La conclusione, di fronte a questi dati, indica che il matrimonio cristiano rappresenta già oggi una minoranza. Comunque una scelta umana e religiosa.
Risposte possibili
Di fronte a questo quadro, sono due le vie possibili di risposta. La prima (apologetica) è far emergere – alcune associazioni stanno già operando – che la coscienza collettiva non è per gli stravolgimenti dell’impostazione del matrimonio. Appellare al diritto naturale non ha senso, perché la cultura moderna non riconosce alcuna legge naturale. Piuttosto, è dominante la cultura della scelta personale inviolabile. Se le scelte personali diventano prevalenti, le leggi dello Stato si adeguano, come insegna la filosofia del diritto. In questo schema, infatti, prevale il “senso comune” che diventa criterio di scelta e quindi di corrispondente legislazione.

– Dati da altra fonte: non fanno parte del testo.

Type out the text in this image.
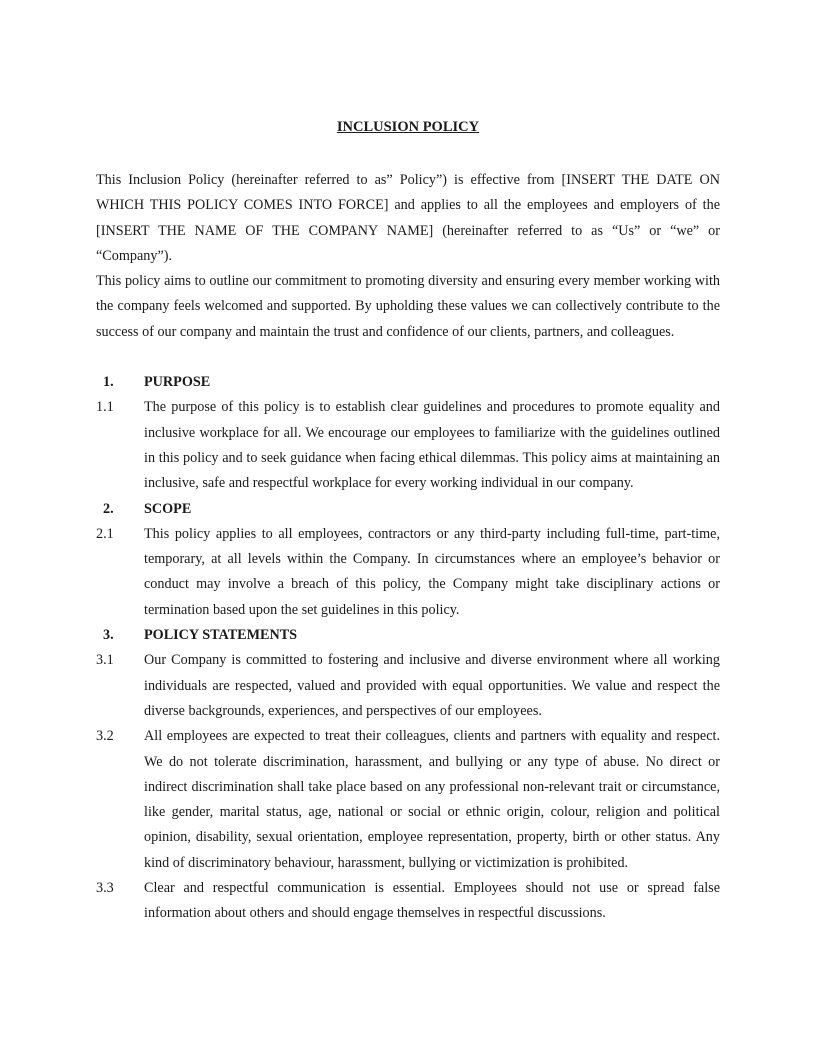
INCLUSION POLICY

This Inclusion Policy (hereinafter referred to as” Policy”) is effective from [INSERT THE DATE ON WHICH THIS POLICY COMES INTO FORCE] and applies to all the employees and employers of the [INSERT THE NAME OF THE COMPANY NAME] (hereinafter referred to as “Us” or “we” or “Company”).

This policy aims to outline our commitment to promoting diversity and ensuring every member working with the company feels welcomed and supported. By upholding these values we can collectively contribute to the success of our company and maintain the trust and confidence of our clients, partners, and colleagues.

1.	PURPOSE
1.1	The purpose of this policy is to establish clear guidelines and procedures to promote equality and inclusive workplace for all. We encourage our employees to familiarize with the guidelines outlined in this policy and to seek guidance when facing ethical dilemmas. This policy aims at maintaining an inclusive, safe and respectful workplace for every working individual in our company.
2.	SCOPE
2.1	This policy applies to all employees, contractors or any third-party including full-time, part-time, temporary, at all levels within the Company. In circumstances where an employee’s behavior or conduct may involve a breach of this policy, the Company might take disciplinary actions or termination based upon the set guidelines in this policy.
3.	POLICY STATEMENTS
3.1	Our Company is committed to fostering and inclusive and diverse environment where all working individuals are respected, valued and provided with equal opportunities. We value and respect the diverse backgrounds, experiences, and perspectives of our employees.
3.2	All employees are expected to treat their colleagues, clients and partners with equality and respect. We do not tolerate discrimination, harassment, and bullying or any type of abuse. No direct or indirect discrimination shall take place based on any professional non-relevant trait or circumstance, like gender, marital status, age, national or social or ethnic origin, colour, religion and political opinion, disability, sexual orientation, employee representation, property, birth or other status. Any kind of discriminatory behaviour, harassment, bullying or victimization is prohibited.
3.3	Clear and respectful communication is essential. Employees should not use or spread false information about others and should engage themselves in respectful discussions.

L’altra scelta (propositiva) è quella di salvaguardare l’equilibrio della famiglia cristiana, facendo attenzione alla felicità della famiglia stessa. Il matrimonio è una scelta libera, fondata sul rispetto e l’amore tra uomo e donna, con dei figli voluti, cresciuti e amati.
È vero che comporta sacrificio, ma non differentemente da ogni altro tipo di relazione stabile e duratura.
Probabilmente crescerà la tendenza alla precarietà affettiva. Più che allarmarsi, è utile creare le condizioni per la maturità necessaria a celebrare il matrimonio e a formare la famiglia, non dimenticando che la storia non ha un andamento perenne, ma altalenante. Offrire i valori della famiglia cristiana risponde alle attese di ogni genitore e di ogni figlio/a. Le relazioni di coniugi e di genitori hanno radici profonde che non sono frutto di sovrastrutture culturali e sociali ma di esigenze umane fondate sulla natura (vedi la genitorialità) e sulla lealtà (vedi la fedeltà coniugale).
Il Coronavirus ha dimostrato l’affetto e la vicinanza di coniugi, figli e nipoti a fronte della grave epidemia. Un esempio concreto di legami forti e coesi: l’affetto che ognuno desidera per sé e per questo donato con sacrificio e dolore.